In the case of browsers cat and copy/paste is often more risky than having code such as a password manager fill the fields. Password managers are less likely to be fooled by sites using tricks with their names to pose as other sites.

If you are sufficiently careful to be sure you will not be tricked by phishing attempts then cat and copy/paste should be fine.


... for public keys?


> Why would I put that in a proprietary opaque solution that has had multiple recent serious vulnerabilities?

Can you share some info on those serious vulnerabilities?

> They don't even offer additional functionality over the open tools. "Autofill public keys in your browser for Git and other cloud platforms" - really? cat and copy - paste is now too hard?

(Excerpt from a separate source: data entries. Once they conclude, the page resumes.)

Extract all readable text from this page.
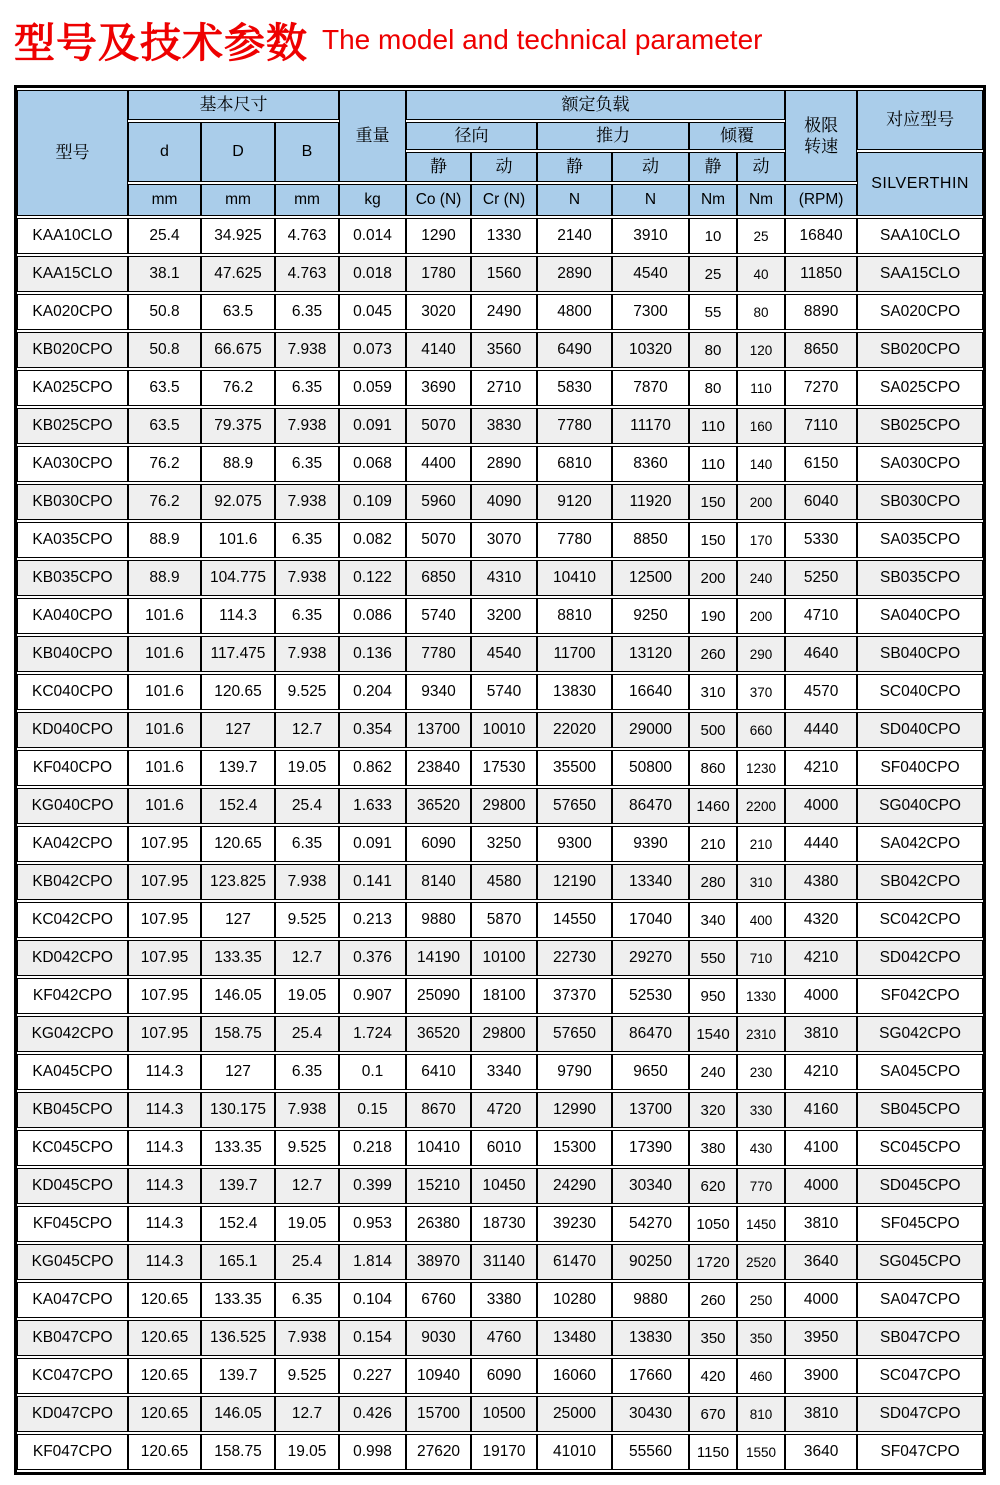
型号及技术参数 The model and technical parameter
型号	基本尺寸			重量	额定负载						极限
转速	对应型号
	d	D	B		径向		推力		倾覆			
					静	动	静	动	静	动		SILVERTHIN
	mm	mm	mm	kg	Co (N)	Cr (N)	N	N	Nm	Nm	(RPM)	
KAA10CLO	25.4	34.925	4.763	0.014	1290	1330	2140	3910	10	25	16840	SAA10CLO
KAA15CLO	38.1	47.625	4.763	0.018	1780	1560	2890	4540	25	40	11850	SAA15CLO
KA020CPO	50.8	63.5	6.35	0.045	3020	2490	4800	7300	55	80	8890	SA020CPO
KB020CPO	50.8	66.675	7.938	0.073	4140	3560	6490	10320	80	120	8650	SB020CPO
KA025CPO	63.5	76.2	6.35	0.059	3690	2710	5830	7870	80	110	7270	SA025CPO
KB025CPO	63.5	79.375	7.938	0.091	5070	3830	7780	11170	110	160	7110	SB025CPO
KA030CPO	76.2	88.9	6.35	0.068	4400	2890	6810	8360	110	140	6150	SA030CPO
KB030CPO	76.2	92.075	7.938	0.109	5960	4090	9120	11920	150	200	6040	SB030CPO
KA035CPO	88.9	101.6	6.35	0.082	5070	3070	7780	8850	150	170	5330	SA035CPO
KB035CPO	88.9	104.775	7.938	0.122	6850	4310	10410	12500	200	240	5250	SB035CPO
KA040CPO	101.6	114.3	6.35	0.086	5740	3200	8810	9250	190	200	4710	SA040CPO
KB040CPO	101.6	117.475	7.938	0.136	7780	4540	11700	13120	260	290	4640	SB040CPO
KC040CPO	101.6	120.65	9.525	0.204	9340	5740	13830	16640	310	370	4570	SC040CPO
KD040CPO	101.6	127	12.7	0.354	13700	10010	22020	29000	500	660	4440	SD040CPO
KF040CPO	101.6	139.7	19.05	0.862	23840	17530	35500	50800	860	1230	4210	SF040CPO
KG040CPO	101.6	152.4	25.4	1.633	36520	29800	57650	86470	1460	2200	4000	SG040CPO
KA042CPO	107.95	120.65	6.35	0.091	6090	3250	9300	9390	210	210	4440	SA042CPO
KB042CPO	107.95	123.825	7.938	0.141	8140	4580	12190	13340	280	310	4380	SB042CPO
KC042CPO	107.95	127	9.525	0.213	9880	5870	14550	17040	340	400	4320	SC042CPO
KD042CPO	107.95	133.35	12.7	0.376	14190	10100	22730	29270	550	710	4210	SD042CPO
KF042CPO	107.95	146.05	19.05	0.907	25090	18100	37370	52530	950	1330	4000	SF042CPO
KG042CPO	107.95	158.75	25.4	1.724	36520	29800	57650	86470	1540	2310	3810	SG042CPO
KA045CPO	114.3	127	6.35	0.1	6410	3340	9790	9650	240	230	4210	SA045CPO
KB045CPO	114.3	130.175	7.938	0.15	8670	4720	12990	13700	320	330	4160	SB045CPO
KC045CPO	114.3	133.35	9.525	0.218	10410	6010	15300	17390	380	430	4100	SC045CPO
KD045CPO	114.3	139.7	12.7	0.399	15210	10450	24290	30340	620	770	4000	SD045CPO
KF045CPO	114.3	152.4	19.05	0.953	26380	18730	39230	54270	1050	1450	3810	SF045CPO
KG045CPO	114.3	165.1	25.4	1.814	38970	31140	61470	90250	1720	2520	3640	SG045CPO
KA047CPO	120.65	133.35	6.35	0.104	6760	3380	10280	9880	260	250	4000	SA047CPO
KB047CPO	120.65	136.525	7.938	0.154	9030	4760	13480	13830	350	350	3950	SB047CPO
KC047CPO	120.65	139.7	9.525	0.227	10940	6090	16060	17660	420	460	3900	SC047CPO
KD047CPO	120.65	146.05	12.7	0.426	15700	10500	25000	30430	670	810	3810	SD047CPO
KF047CPO	120.65	158.75	19.05	0.998	27620	19170	41010	55560	1150	1550	3640	SF047CPO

So they don't offer any additional functionality except for the functionality that you don't think is worth it?


cat key | xclip -selection clipboard # is even easier after you alias the second part (edit: or whatever the Wayland equivalent for xclip is)


wl-copy < key


I have no idea why you're getting downvoted. I don't use 1password for anything and I don't recommend anyone use it for anything.

I will never use a 3rd party service to manage my passwords or key phrases. And why in God's name are people generating SSH keys in the browser?

The thought of using it for SSH or GitHub just sounds insane to me. And as you say it doesn't even really offer any benefit over cutting and pasting from the CLI.


They're being downvoted for making unsubstantiated claims about security vulnerabilities, and for not understanding the benefits of avoiding copy+pasting.

> And as you say it doesn't even really offer any benefit over cutting and pasting from the CLI.

It saves you from the fact that every application on your system, and some browser extensions can read your clipboard silently with no way for you to know. It saves you from phishing attacks from gіthub.com (note the i is a cyrillic i), it saves you from misconfigured permissions on your ssh folder, and from any "nosey" pip/npm install scripts that you might run on your development machine. It also means you don't lose your ssh keys in the case of data failure.